City officials say they will use 'window of opportunity' to push Columbus gun regulations
Columbus City Council is getting closer to a vote on gun regulations. Columbus Mayor Andrew Ginther opened a public hearing on three proposals Tuesday evening by denouncing the "Wild West" mentality of the governor and state legislature
"...which has passed dangerous laws that allow residents to carry a concealed weapons without a permit. And they don't even have to tell police officers that they have a gun."
Council member Shayla Favor, who introduced the legislation, calls the three-part proposal "common sense" regulation. As proposed, it would would ban ammunition magazines holding more than 30 rounds, except for law enforcement or military personnel. It would make illegal straw man sales, in which someone buys, gives, or otherwise procures a firearm for a third party who is not allowed to have one. And it would penalize people who do not secure weapons, especially when there is a risk that minors may have access.
All of the people who testified at the hearing were in favor of expanding gun restrictions. Several had lost family members - children, parents, partners - to gun violence. Written testimony opposing the legislation came from the Buckeye Firearms Association, which vowed to fight the proposed ordinance, calling it unlawful.
And the future of the legislation is unclear. Earlier this month a Franklin County Judge issued a preliminary injunction in the suit the city filed three years ago against a a portion of a state law that barred cities from writing their own gun restrictions. But after council member Favor introduced the current proposal the same judge stayed his own order, pending approval from the state Attorney General. AG Dave Yost says that stay prevents Columbus from passing any legislation.

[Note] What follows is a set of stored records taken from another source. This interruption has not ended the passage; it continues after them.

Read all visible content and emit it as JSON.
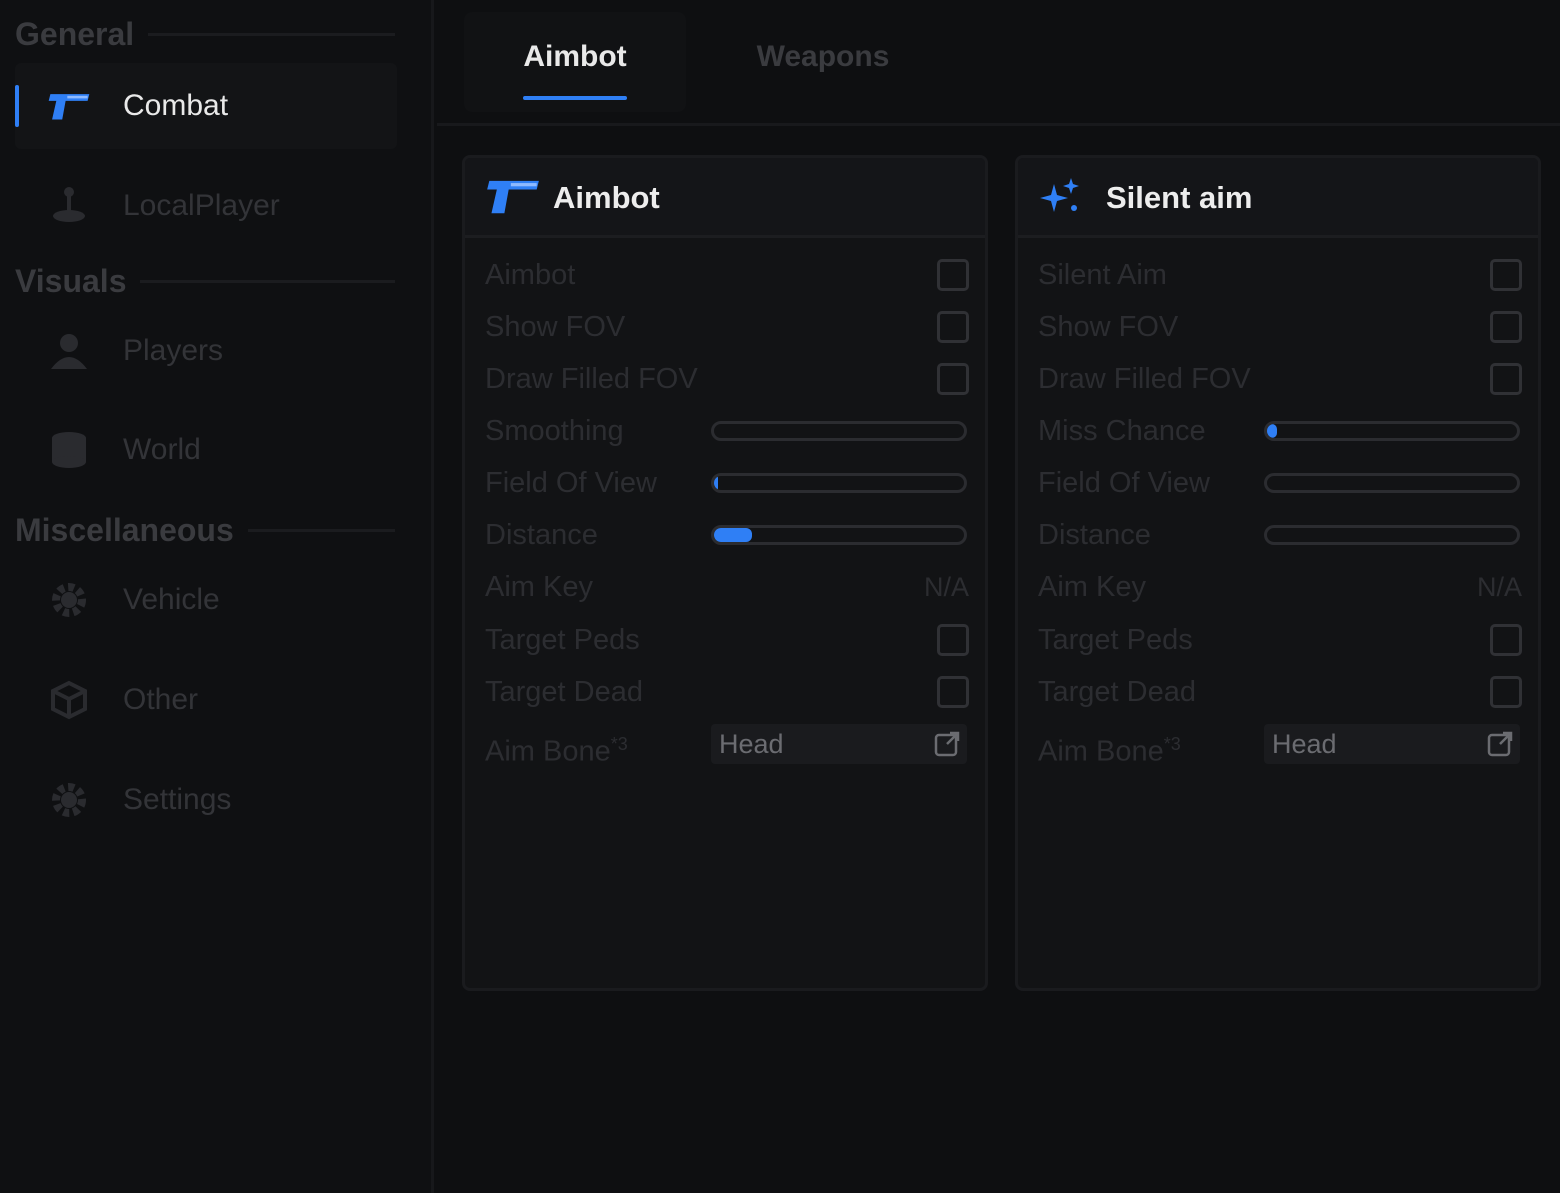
{
  "sidebar": {
    "sections": {
      "general": "General",
      "visuals": "Visuals",
      "misc": "Miscellaneous"
    },
    "items": {
      "combat": "Combat",
      "localplayer": "LocalPlayer",
      "players": "Players",
      "world": "World",
      "vehicle": "Vehicle",
      "other": "Other",
      "settings": "Settings"
    }
  },
  "tabs": {
    "aimbot": "Aimbot",
    "weapons": "Weapons"
  },
  "colors": {
    "accent": "#2f7ff5",
    "background": "#0e0f11"
  },
  "aimbot_panel": {
    "title": "Aimbot",
    "icon": "pistol-icon",
    "aimbot_label": "Aimbot",
    "show_fov_label": "Show FOV",
    "draw_filled_fov_label": "Draw Filled FOV",
    "smoothing_label": "Smoothing",
    "smoothing_value": 0,
    "fov_label": "Field Of View",
    "fov_value": 0.01,
    "distance_label": "Distance",
    "distance_value": 0.15,
    "aim_key_label": "Aim Key",
    "aim_key_value": "N/A",
    "target_peds_label": "Target Peds",
    "target_dead_label": "Target Dead",
    "aim_bone_label": "Aim Bone",
    "aim_bone_sup": "*3",
    "aim_bone_value": "Head"
  },
  "silent_panel": {
    "title": "Silent aim",
    "icon": "sparkles-icon",
    "silent_aim_label": "Silent Aim",
    "show_fov_label": "Show FOV",
    "draw_filled_fov_label": "Draw Filled FOV",
    "miss_chance_label": "Miss Chance",
    "miss_chance_value": 0.04,
    "fov_label": "Field Of View",
    "fov_value": 0,
    "distance_label": "Distance",
    "distance_value": 0,
    "aim_key_label": "Aim Key",
    "aim_key_value": "N/A",
    "target_peds_label": "Target Peds",
    "target_dead_label": "Target Dead",
    "aim_bone_label": "Aim Bone",
    "aim_bone_sup": "*3",
    "aim_bone_value": "Head"
  }
}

Columbus City Attorney Zach Klein says the city is pushing ahead.
"I can't predict the court, but all I can say is that for now; we're here and we have the opportunity. This legislative strategy is one that's practical, and it's effective. And it's reasonable, to help end the chaos on the streets, grocery stores, places of worship, and nightclubs."
A vote on the proposed regulations could come before city council as early as December fifth.